RundveeAchtergrond

Kwestie Van Kats legt open zenuw bloot

De NVWA en de veevoerindustrie zien handelaar Van Kats als bron van de furazolidon-problemen, maar het bewijs rammelt. Dieper graven kan echter vervelend worden, want misschien worden dan heilige huisjes getroffen.

De zaak Van Kats is een open zenuw voor de veevoersector, zo blijkt uit de vrijdag in deze krant gepubliceerde brief van veevoerorganisaties Nevedi, Securefeed en GMP+. Dat geldt ook voor de Nederlandse Voedsel- en Warenautoriteit (NVWA). Hun reputaties, belangen en ook toezichtsafspraken staan ermee op het spel.

Veevoerhandelaar Van Kats, die is aangewezen als bron van de fu­ra­zolidonvervuiling bij vleeskalveren en varkens, is door hen neergezet als een rommelaar die dubieus en te goedkoop voer verkocht aan kalverhouders die het ook niet zo nauw namen.

Het enige dat hiervan tot nu toe is bewezen, is dat bij zowel Van Kats als bij enkele kalverhouders normoverschrijdingen zijn gevonden voor furazolidon en AOZ, een afbraakproduct daarvan. Overigens ook in witvlees en bij varkens.

Geen bewijs

De NVWA maakt daarvan dat Van Kats en de kalverhouders blijkbaar samenwerkten met verboden toevoegingen, maar het verbindende verhaal klopt niet. Het aangevoerde verband oogt als Noord-Koreaans politiewerk: lage concentraties furazolidon in voer, hoge concentraties AOZ in kalveren die nog nooit ruwvoer hebben gehad.

De voerindustrie volgt de NVWA en stelt dat er ook twijfel is over de GMP-erkenningen van Van Kats. Certificeerder GMP+ levert echter geen bewijs dat ze bij Van Kats fouten heeft aangetroffen. De erkenningen zijn enkel ingetrokken omdat de NVWA de hele boekhouding bij Van Kats had meegenomen en GMP+ niets meer kon verifiëren.

Opmerkelijk genoeg waren het niet de NVWA of GMP+ die alarm sloegen over furazolidon en AOZ. Het was de Stichting Kwaliteitsgarantie Vleeskalversector (SKV) die dat deed, een controleur aan de ‘verkeerde’ kant van de keten; het einde. Zo ging het ook in de aflatoxine-zaak van ruim een jaar geleden.
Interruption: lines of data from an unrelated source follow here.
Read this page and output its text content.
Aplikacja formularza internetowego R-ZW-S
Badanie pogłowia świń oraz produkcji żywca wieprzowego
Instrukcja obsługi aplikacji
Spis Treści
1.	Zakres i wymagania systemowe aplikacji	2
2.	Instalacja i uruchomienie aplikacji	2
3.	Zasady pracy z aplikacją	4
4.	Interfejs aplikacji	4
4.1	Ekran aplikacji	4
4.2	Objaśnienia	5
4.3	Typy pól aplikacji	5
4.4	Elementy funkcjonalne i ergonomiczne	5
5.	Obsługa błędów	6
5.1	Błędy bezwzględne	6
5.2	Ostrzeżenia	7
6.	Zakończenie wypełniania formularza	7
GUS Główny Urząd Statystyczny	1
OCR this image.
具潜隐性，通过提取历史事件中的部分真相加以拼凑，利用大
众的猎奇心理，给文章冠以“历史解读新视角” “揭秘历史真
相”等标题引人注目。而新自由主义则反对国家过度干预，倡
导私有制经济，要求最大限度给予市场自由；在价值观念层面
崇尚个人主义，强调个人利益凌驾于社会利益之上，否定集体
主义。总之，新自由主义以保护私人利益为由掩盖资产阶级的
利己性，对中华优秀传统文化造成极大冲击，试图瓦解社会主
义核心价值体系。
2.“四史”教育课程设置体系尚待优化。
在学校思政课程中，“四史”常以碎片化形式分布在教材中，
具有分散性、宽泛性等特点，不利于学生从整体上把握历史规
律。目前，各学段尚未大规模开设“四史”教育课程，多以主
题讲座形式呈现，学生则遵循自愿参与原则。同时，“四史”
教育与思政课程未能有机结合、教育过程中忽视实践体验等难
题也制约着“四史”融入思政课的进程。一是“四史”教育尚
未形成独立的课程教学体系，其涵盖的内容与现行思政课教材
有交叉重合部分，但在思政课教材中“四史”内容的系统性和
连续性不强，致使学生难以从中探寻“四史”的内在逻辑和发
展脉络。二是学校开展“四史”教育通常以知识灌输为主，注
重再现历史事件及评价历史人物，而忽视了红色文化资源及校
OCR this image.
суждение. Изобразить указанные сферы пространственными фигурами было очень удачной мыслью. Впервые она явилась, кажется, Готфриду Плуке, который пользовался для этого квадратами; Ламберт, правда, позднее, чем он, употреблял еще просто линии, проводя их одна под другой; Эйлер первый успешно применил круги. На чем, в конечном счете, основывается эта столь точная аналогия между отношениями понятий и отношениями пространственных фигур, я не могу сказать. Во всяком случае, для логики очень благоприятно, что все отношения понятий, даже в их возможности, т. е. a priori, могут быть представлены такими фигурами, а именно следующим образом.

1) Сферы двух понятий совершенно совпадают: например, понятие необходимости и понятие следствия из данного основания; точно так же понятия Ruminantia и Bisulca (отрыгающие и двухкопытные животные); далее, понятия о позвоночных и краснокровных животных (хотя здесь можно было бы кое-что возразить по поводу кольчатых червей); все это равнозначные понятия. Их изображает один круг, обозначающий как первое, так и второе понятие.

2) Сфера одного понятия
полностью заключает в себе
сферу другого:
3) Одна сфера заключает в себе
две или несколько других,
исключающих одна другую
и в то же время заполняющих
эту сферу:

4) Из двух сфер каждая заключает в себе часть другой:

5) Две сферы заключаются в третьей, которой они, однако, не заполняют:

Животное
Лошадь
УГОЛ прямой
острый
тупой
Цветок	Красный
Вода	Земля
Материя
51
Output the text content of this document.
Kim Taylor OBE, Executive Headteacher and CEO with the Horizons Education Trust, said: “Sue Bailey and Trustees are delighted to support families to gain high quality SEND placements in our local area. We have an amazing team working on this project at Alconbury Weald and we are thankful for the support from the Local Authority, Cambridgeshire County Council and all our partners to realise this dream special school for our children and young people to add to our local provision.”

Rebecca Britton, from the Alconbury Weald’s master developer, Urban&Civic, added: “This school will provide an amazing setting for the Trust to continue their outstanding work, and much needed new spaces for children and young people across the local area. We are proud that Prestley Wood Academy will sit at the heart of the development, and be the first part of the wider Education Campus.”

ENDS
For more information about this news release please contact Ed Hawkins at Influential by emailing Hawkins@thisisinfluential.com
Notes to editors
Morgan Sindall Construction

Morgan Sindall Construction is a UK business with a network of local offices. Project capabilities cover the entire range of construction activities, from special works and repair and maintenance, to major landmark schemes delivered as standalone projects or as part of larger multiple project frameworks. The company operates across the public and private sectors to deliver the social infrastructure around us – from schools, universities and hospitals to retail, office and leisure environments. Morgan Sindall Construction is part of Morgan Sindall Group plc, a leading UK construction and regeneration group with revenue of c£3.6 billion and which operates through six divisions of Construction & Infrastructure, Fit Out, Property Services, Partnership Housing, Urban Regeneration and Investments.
Toen ontdekte zuivelcontroleur COKZ de problemen.

Grote vraag

Pijnlijk voor de veevoersector is dat na veel aanscherpingen van regels (niet zozeer van controles) weer een verboden stof in voer zit. Met als resultaat dat 7.000 kalveren de put in zijn gegaan, veel vlees is vernietigd en dat boeren die vertrouwden op GMP financieel aan de grond zitten.

Grote vraag is waarom NVWA en veevoerindustrie zo snel Van Kats aanwijzen is bron van de problemen, en niet een beetje verder graven. Van Kats was geen verwerker, maar ontving en verhandelde wel grondstoffen. Bijvoorbeeld van een grote Amerikaanse graanhandel, waarmee de NVWA speciale toezichtsafspraken heeft. De NVWA oefent er beperkte controle uit en, als ze meer wil, moet ze dat eerst melden. Ook zijn geheime toezichtsclausules vastgelegd. Het convenant dateert uit een tijd dat de NVWA door Haagse bezuinigingsdrift vrijwel tandeloos was gemaakt.

Ook zo’n convenant heeft de NVWA met Safefeed, terwijl de NVWA systeem GMP+ een voorlopige erkenning heeft gegeven. In beide gevallen kan de NVWA met minder eigen controles toe en bestaat op papier toch een goede borging. Wanneer de NVWA toch iets ongewensts vindt, bestraft ze leden van Safefeed niet meteen. Andere ondernemingen wel. Bij Safefeed volgt eerst overleg hoe verder te handelen.

Van Kats kocht in goed vertrouwen ook voerstromen van Safefeed en GMP+-gecertificeerde bedrijven. Als daar ook al furazolidon in grondstoffen heeft gezeten, wat stellen convenanten en certificeringssystemen dan nog voor?